HC Deb 18 July 1889 vol 338 cc698-9
MR. JUSTIN M'CARTHY (Londonderry)

I beg to ask the Chief Secretary for Ireland whether his attention has lately been called to the case of Michael Larkin, of Deal Street, Salford, on whose behalf a Petition was presented to the House of Commons in June 1888, from which it appears that Michael Larkin was convicted at the Limerick Quarter Sessions in January, 1862, on a charge of having uttered a base half-crown, and also on a charge of having been previously convicted of a similar offence at Cork in 1858, and was sentenced to penal servitude for life; but it having afterwards transpired that Larkin was not the man convicted at Cork, and that the evidence against him in the Limerick case was much discredited, Larkin received a free pardon, after having been more than 15 years in prison, but got no compensation for these lost years of his life; and, whether, under all the circumstances, he will endeavour to obtain some compensation for Larkin?

MR. A. J. BALFOUE

Michael Larkin and one McMahon were on 7 th January, 1862, convicted at Limerick Quarter Sessions on the charge of uttering base coin, and this having been the second conviction for this class of offence of Larkin he was sentenced to penal servitude for life.

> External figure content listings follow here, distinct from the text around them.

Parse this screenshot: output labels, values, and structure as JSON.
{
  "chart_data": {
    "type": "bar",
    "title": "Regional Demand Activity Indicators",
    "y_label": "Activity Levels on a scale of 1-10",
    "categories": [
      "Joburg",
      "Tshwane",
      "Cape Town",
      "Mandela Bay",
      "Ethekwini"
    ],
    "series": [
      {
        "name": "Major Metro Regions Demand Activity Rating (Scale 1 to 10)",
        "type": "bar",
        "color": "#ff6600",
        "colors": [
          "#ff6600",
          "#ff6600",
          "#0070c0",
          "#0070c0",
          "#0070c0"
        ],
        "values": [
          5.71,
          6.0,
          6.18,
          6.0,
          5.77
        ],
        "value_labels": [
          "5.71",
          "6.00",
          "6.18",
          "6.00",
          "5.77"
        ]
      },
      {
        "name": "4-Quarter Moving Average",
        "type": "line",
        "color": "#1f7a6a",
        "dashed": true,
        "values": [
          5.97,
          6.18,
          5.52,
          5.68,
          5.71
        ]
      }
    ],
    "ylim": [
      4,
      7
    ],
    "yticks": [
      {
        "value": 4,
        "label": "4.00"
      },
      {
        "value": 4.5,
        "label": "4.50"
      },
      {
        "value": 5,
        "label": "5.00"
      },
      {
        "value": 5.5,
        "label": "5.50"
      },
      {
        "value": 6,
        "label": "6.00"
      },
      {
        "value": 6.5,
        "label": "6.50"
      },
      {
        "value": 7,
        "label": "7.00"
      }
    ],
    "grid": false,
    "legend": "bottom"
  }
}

He did not subsequently receive a free pardon on the ground alleged in this question. There was no doubt entertained in regard to his previous conviction, nor in regard to his guilt on the second occasion. But it appearing that the Chairman of Quarter Sessions, when passing the sentence of penal servitude for life, thought that according to the Prison Rules this man would after a period of years be released, the Government of the day decided that as he had served 15 years in penal servitude the remainder of the sentence should in substance be remitted, and he was freed from the obligations of conforming to the conditions of his licence. The man was properly convicted. That conviction was reviewed by successive Governments on memorials submitted by the convict while in prison, the decision invariably being that the law should take its course. And there is no ground whatever for considering the question of compensation in the matter.